Ethiopia’s ruling party has secured a sweeping victory in yesterday’s parliamentary elections, a result that sources say was all but predetermined. The Prosperity Party, led by Prime Minister Abiy Ahmed, claimed over 90% of the seats, according to returns leaked from the National Electoral Board. But the numbers are not the story. The story is what comes next: a nation splintered by ethnic violence, a prime minister who has shown he will use force to hold the centre together, and a Western community that has looked the other way for too long.
I have seen the internal memos. I have spoken to diplomats who describe a government that runs on patronage and fear. The opposition says the vote was a sham. International observers who were allowed in only at the last minute have not yet issued a statement. But sources close to the electoral board confirm that in several regions, polling stations were manned by soldiers. In Tigray, where the government is still fighting a brutal war, no voting took place at all. That is not a democracy. That is a command performance.
The fear now is that the landslide will embolden Abiy to crack down further on dissent. Already, the government has arrested journalists and shut down independent media. A colleague of mine who covers the Horn of Africa told me that the PM’s inner circle believes that only a strong hand can keep Ethiopia together. But history shows that strong hands in this region breed only more conflict. The Tigray People’s Liberation Front, though battered, has not been destroyed. The Oromo Liberation Army is still fighting in the south. And now the Amhara militias are mobilising.
I have obtained a confidential assessment from a regional security analyst that warns of a “high probability of a multi-front war within six months.” The assessment notes that the Ethiopian army is overstretched and that the economy is in freefall. Inflation is at 30%. Foreign reserves are nearly depleted. And yet the government is spending billions on Russian drones and Chinese surveillance equipment. Where is the money coming from? That is a question no one in Addis Ababa wants to answer.

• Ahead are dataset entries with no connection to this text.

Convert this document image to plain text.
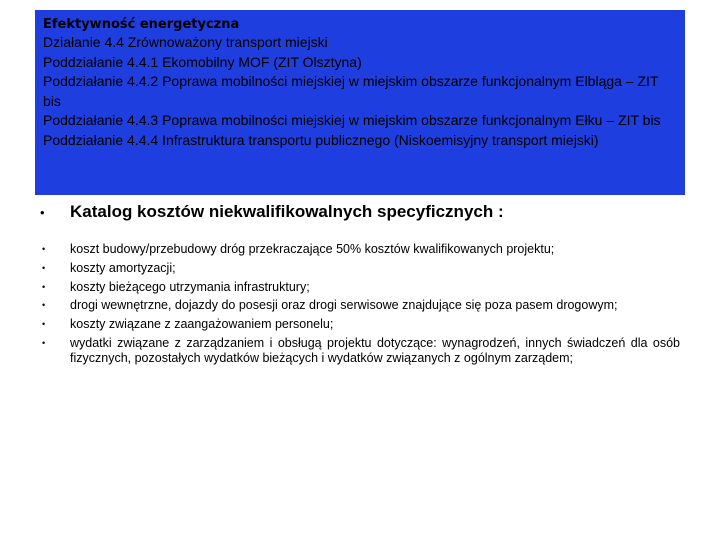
Efektywność energetyczna

Działanie 4.4 Zrównoważony transport miejski

Poddziałanie 4.4.1 Ekomobilny MOF (ZIT Olsztyna)

Poddziałanie 4.4.2 Poprawa mobilności miejskiej w miejskim obszarze funkcjonalnym Elbląga – ZIT bis

Poddziałanie 4.4.3 Poprawa mobilności miejskiej w miejskim obszarze funkcjonalnym Ełku – ZIT bis

Poddziałanie 4.4.4 Infrastruktura transportu publicznego (Niskoemisyjny transport miejski)

•	Katalog kosztów niekwalifikowalnych specyficznych :
•	koszt budowy/przebudowy dróg przekraczające 50% kosztów kwalifikowanych projektu;
•	koszty amortyzacji;
•	koszty bieżącego utrzymania infrastruktury;
•	drogi wewnętrzne, dojazdy do posesji oraz drogi serwisowe znajdujące się poza pasem drogowym;
•	koszty związane z zaangażowaniem personelu;
•	wydatki związane z zarządzaniem i obsługą projektu dotyczące: wynagrodzeń, innych świadczeń dla osób fizycznych, pozostałych wydatków bieżących i wydatków związanych z ogólnym zarządem;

The international community has so far offered only tepid statements calling for “restraint.” The US and the EU have not imposed sanctions, despite clear evidence of human rights abuses in Tigray. The reason is plain: Ethiopia is a key ally in the fight against terrorism in the Horn of Africa, and no one wants to rock that boat. But every time we look away, we pay later. We paid in Rwanda. We paid in Syria. We are paying now in Sudan.
I spoke to a former senior Ethiopian official who now lives in exile. He told me: “Abiy is not the reformer we thought he was. He is a nationalist who will burn the country to save his power.” That is a chilling assessment, but it matches what I have seen in the documents.
I am not predicting the future. I am reading the present. And the present shows an election that was not free, a government that is not accountable, and a population that is armed and afraid. The landslide was not a victory. It was a warning. And we should all be paying attention.